Garlic, originating in the mountains of Central Asia, has undergone domestication and subsequent widespread introduction to diverse regions. Human selection for adaptation to various climates has resulted in the development of numerous garlic varieties, each characterized by specific morphological and physiological traits. However, this process has led to a loss of fertility and seed production in garlic crops. In this study, we conducted morpho-physiological and transcriptome analyses, along with whole-genome resequencing of 41 garlic accessions from different regions, in order to assess the variations in reproductive traits among garlic populations. Our findings indicate that the evolution of garlic crops was associated with mutations in genes related to vernalization and the circadian clock. The decline in sexual reproduction is not solely attributed to a few mutations in specific genes, but is correlated with extensive alterations in the genetic regulation of the annual cycle, stress adaptations, and environmental requirements.

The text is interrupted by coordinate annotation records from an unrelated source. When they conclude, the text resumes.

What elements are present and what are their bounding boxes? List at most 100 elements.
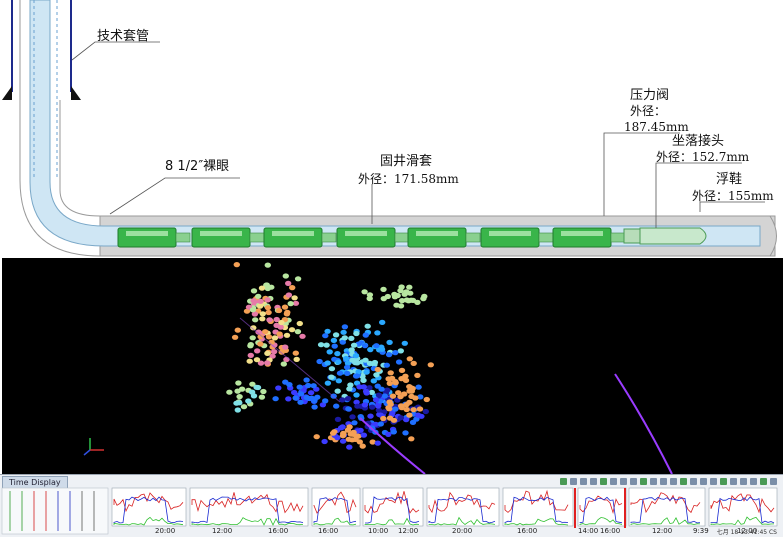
toolbar-icon[interactable] xyxy=(670,478,677,485)
label-sleeve-od: 外径：171.58mm xyxy=(358,172,459,186)
microseismic-event xyxy=(280,361,287,367)
microseismic-events xyxy=(226,262,434,450)
toolbar-icon[interactable] xyxy=(580,478,587,485)
toolbar-icon[interactable] xyxy=(690,478,697,485)
toolbar-icon[interactable] xyxy=(560,478,567,485)
microseismic-event xyxy=(289,285,296,291)
microseismic-event xyxy=(292,395,299,401)
microseismic-event xyxy=(378,386,385,392)
toolbar-icon[interactable] xyxy=(650,478,657,485)
microseismic-event xyxy=(354,403,361,409)
toolbar-icon[interactable] xyxy=(730,478,737,485)
leader-landing xyxy=(655,162,742,228)
label-shoe-name: 浮鞋 xyxy=(716,172,743,187)
microseismic-event xyxy=(374,366,381,373)
microseismic-event xyxy=(236,394,243,400)
toolbar-icon[interactable] xyxy=(770,478,777,485)
packer xyxy=(336,227,410,248)
microseismic-event xyxy=(361,402,369,408)
toolbar-icon[interactable] xyxy=(660,478,667,485)
microseismic-event xyxy=(257,360,265,366)
toolbar-icon[interactable] xyxy=(710,478,717,485)
microseismic-event xyxy=(335,359,342,365)
toolbar-icon[interactable] xyxy=(620,478,627,485)
microseismic-event xyxy=(270,349,278,355)
time-display-tab[interactable]: Time Display xyxy=(2,476,68,488)
stage-separator xyxy=(574,488,576,528)
microseismic-event xyxy=(348,347,355,353)
toolbar-icon[interactable] xyxy=(760,478,767,485)
microseismic-event xyxy=(371,359,379,366)
time-tick-label: 16:00 xyxy=(600,527,621,535)
time-tick-label: 16:00 xyxy=(268,527,289,535)
microseismic-event xyxy=(284,309,291,315)
microseismic-event xyxy=(254,348,261,354)
toolbar-icon[interactable] xyxy=(590,478,597,485)
wellbore-curve-inner xyxy=(59,100,101,217)
microseismic-event xyxy=(253,357,261,363)
microseismic-event xyxy=(416,406,424,412)
microseismic-event xyxy=(275,385,282,391)
microseismic-event xyxy=(251,311,259,317)
microseismic-event xyxy=(285,292,293,298)
microseismic-event xyxy=(283,332,291,338)
toolbar-icon[interactable] xyxy=(630,478,637,485)
microseismic-event xyxy=(259,316,266,322)
microseismic-event xyxy=(264,305,272,311)
microseismic-event xyxy=(388,375,396,381)
label-sleeve-name: 固井滑套 xyxy=(380,154,433,169)
microseismic-event xyxy=(329,430,337,436)
microseismic-event xyxy=(353,399,360,405)
toolbar-icon[interactable] xyxy=(640,478,647,485)
microseismic-event xyxy=(349,431,357,437)
microseismic-event xyxy=(245,398,252,404)
microseismic-event xyxy=(288,327,296,333)
microseismic-event xyxy=(340,329,347,335)
microseismic-event xyxy=(383,362,390,368)
microseismic-event xyxy=(349,437,356,443)
microseismic-event xyxy=(349,414,356,420)
microseismic-event xyxy=(366,295,373,302)
microseismic-event xyxy=(386,339,393,345)
microseismic-event xyxy=(264,297,271,303)
microseismic-event xyxy=(311,404,318,410)
microseismic-event xyxy=(369,439,376,445)
microseismic-event xyxy=(423,396,430,403)
toolbar-icon[interactable] xyxy=(700,478,707,485)
microseismic-event xyxy=(257,334,264,340)
microseismic-event xyxy=(252,317,259,323)
toolbar-icon[interactable] xyxy=(570,478,577,485)
microseismic-event xyxy=(385,352,393,358)
label-valve-od-label: 外径： xyxy=(630,104,667,118)
stage-separator xyxy=(624,488,626,528)
microseismic-event xyxy=(331,343,338,349)
toolbar-icon[interactable] xyxy=(600,478,607,485)
microseismic-event xyxy=(249,307,257,313)
time-tick-label: 16:00 xyxy=(517,527,538,535)
microseismic-event xyxy=(297,399,304,405)
microseismic-event xyxy=(395,359,403,365)
toolbar-icon[interactable] xyxy=(720,478,727,485)
microseismic-event xyxy=(259,311,266,317)
microseismic-event xyxy=(374,440,381,446)
toolbar-icon[interactable] xyxy=(610,478,617,485)
toolbar-icon[interactable] xyxy=(750,478,757,485)
toolbar-icon[interactable] xyxy=(740,478,747,485)
landing-collar xyxy=(623,228,641,244)
time-tick-label: 20:00 xyxy=(452,527,473,535)
microseismic-event xyxy=(296,320,303,327)
time-tick-label: 20:00 xyxy=(155,527,176,535)
axis-legend-block xyxy=(1,487,109,535)
microseismic-event xyxy=(324,360,331,366)
microseismic-event xyxy=(292,300,300,306)
axis-triad-icon xyxy=(83,438,104,456)
microseismic-event xyxy=(292,350,299,356)
microseismic-event xyxy=(349,357,356,363)
microseismic-event xyxy=(392,406,399,412)
microseismic-event xyxy=(362,332,369,338)
microseismic-event xyxy=(303,394,310,401)
toolbar-icon[interactable] xyxy=(680,478,687,485)
microseismic-event xyxy=(427,362,434,368)
microseismic-event xyxy=(380,296,387,302)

The regulation of flowering ability, stress response, and metabolism occurs at both the genetic and transcriptional levels. We conclude that the migration and evolution of garlic crops involve substantial and diverse changes across the entire genome landscape. The construction of a garlic pan-genome, encompassing genetic diversity from various garlic populations, will provide further insights for research into and the improvement of garlic crops.

Genome resequencing reveals the evolutionary history of garlic reproduction traits

The propagation of cultivated garlic relies on vegetative cloves, thus flowers become non-essential for reproduction in this species, driving the evolution of reproductive feature-derived traits. To obtain insights into the evolutionary alteration of reproductive traits in the clonally propagated garlic, the evolutionary histories of two main reproduction-related traits, bolting and flower differentiation, were explored by genome analyses using 134 accessions displaying wide diversity in these two traits. Resequencing identified 272.8 million variations in the garlic genome, 198.0 million of which represent novel variants. Population analysis identified five garlic groups that have evolved into two clades. Gene expression, single-cell transcriptome sequencing, and genome-wide trait association analyses have identified numerous candidates that correlate with reproductive transition and flower development, some of which display distinct selection signatures. Selective forces acting on the B-box zinc finger protein-encoding Asa2G00291.1, the global transcription factor group E protein-encoding Asa5G01527.1, and VERNALIZATION INSENSITIVE 3-like Asa3G03399.1 appear to be representative of the evolution of garlic bolting. Plenty of novel genomic variations and trait-related candidates represent valuable resources for biological studies of garlic. Numerous selective signatures from genes associated with the two chosen reproductive traits provide important insights into the evolutionary history of reproduction in this clonally propagated crop.